Forever focused on protecting their own backsides, when containment of public opinion appeared more risky than preventing insurgents from commandeering mass communication systems, the powers-that-be sacrificed us instead. They didn't "open up the airwaves", as their spin-doctors so often suggest. Instead, they uncovered a can of worms.

The same rationale government defended-right up to the Privy Council-in its 25-year court battle to deny calypsonian Lord Superior a broadcasting licence, suddenly evaporated in the wake of the attempted coup of July 27, 1990. Less than six months later, not only Superior's but just about every pending application was approved.

Hindsight indicates this apparent munificence, touted as liberalism and entrenching constitutionally supported freedom of speech, wasn't primarily for our benefit. It still isn't. Government's security anxieties simply dovetailed with one of democracy's most alluring platitudes, so they gave us radio carte blanche, without even the flimsiest mechanism for quality assurance.

And judging from its most recent pronouncement on radio, another Pontius Pilate response to the 25-year-old petition from the local music industry for protection of indigenous art, government clearly prefers what is currently on air to any suggestion about legislating daily minimum content of homegrown music.

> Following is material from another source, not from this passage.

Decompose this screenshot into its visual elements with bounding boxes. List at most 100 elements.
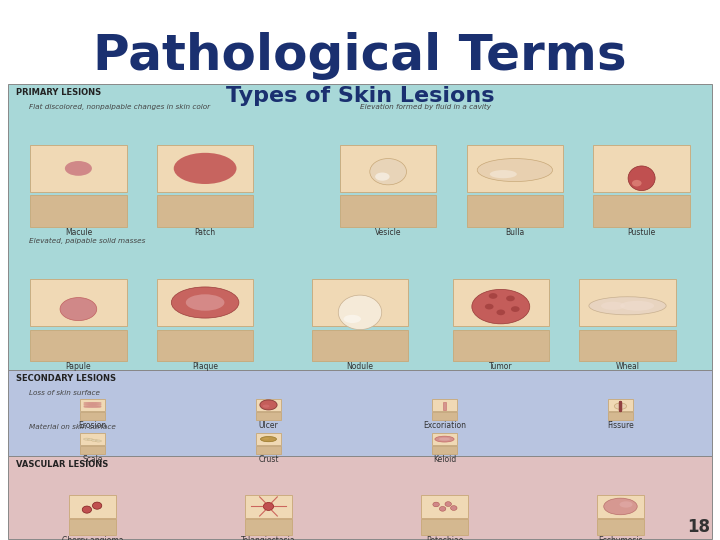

Once again, the argument about freedom of information conveniently surfaces, applied as yet another escapist maneouvre, on this occasion abetted by the most influential of allies, the Publishers and Broadcasters Association (TTPBA), even as the latter grouping publicly protests hastily secured immunity from the same pliable principle for senior officials of the Central Bank.

Desperate to shore up its argument, the TTPBA actually cites Jamaica, saying that country did not enact laws to promulgate its indigenous music. Sure. Jamaica didn't need it, since TTPBA members were already so helpful in that regard.

It should be noted, however, that joint managing director of the leading radio station, WEFM 96.1, Johnny Soong, assured this writer that, if government mandated every frequency to air 100 per cent local music from tomorrow, his station was not only ready and willing to comply but would remain in the top spot.

Meanwhile, station managers are revelling in revenue gained from appealing to the lowest common denominator, egged on by the flawed concept of "giving us what we want" when, even the most amateurish chicken-and-egg analysis will reveal our preferences can only be the distillate of that to which we have been exposed.

Radio is therefore a tragedy of major consequence, although not conforming to Aristotle's classic definition of catharsis, that fundamental of serious drama, where a hero emerges and disaster, however conclusive, occasions no loss of human dignity even in defeat.

Hamlet's optimism led him to believe, "There's a special providence in the fall of a sparrow." Indeed, we all hope human affairs hold continuing fascination for divine powers, particularly in this context, and some force will rescue us from further decline for indeed: "Something is rotten in the state of Denmark."

And for those who think "he doth protest too much", happily, there are more things in heaven and earth, providing pleasant options, avoiding the crucial question: To be, or not to be a regular listener.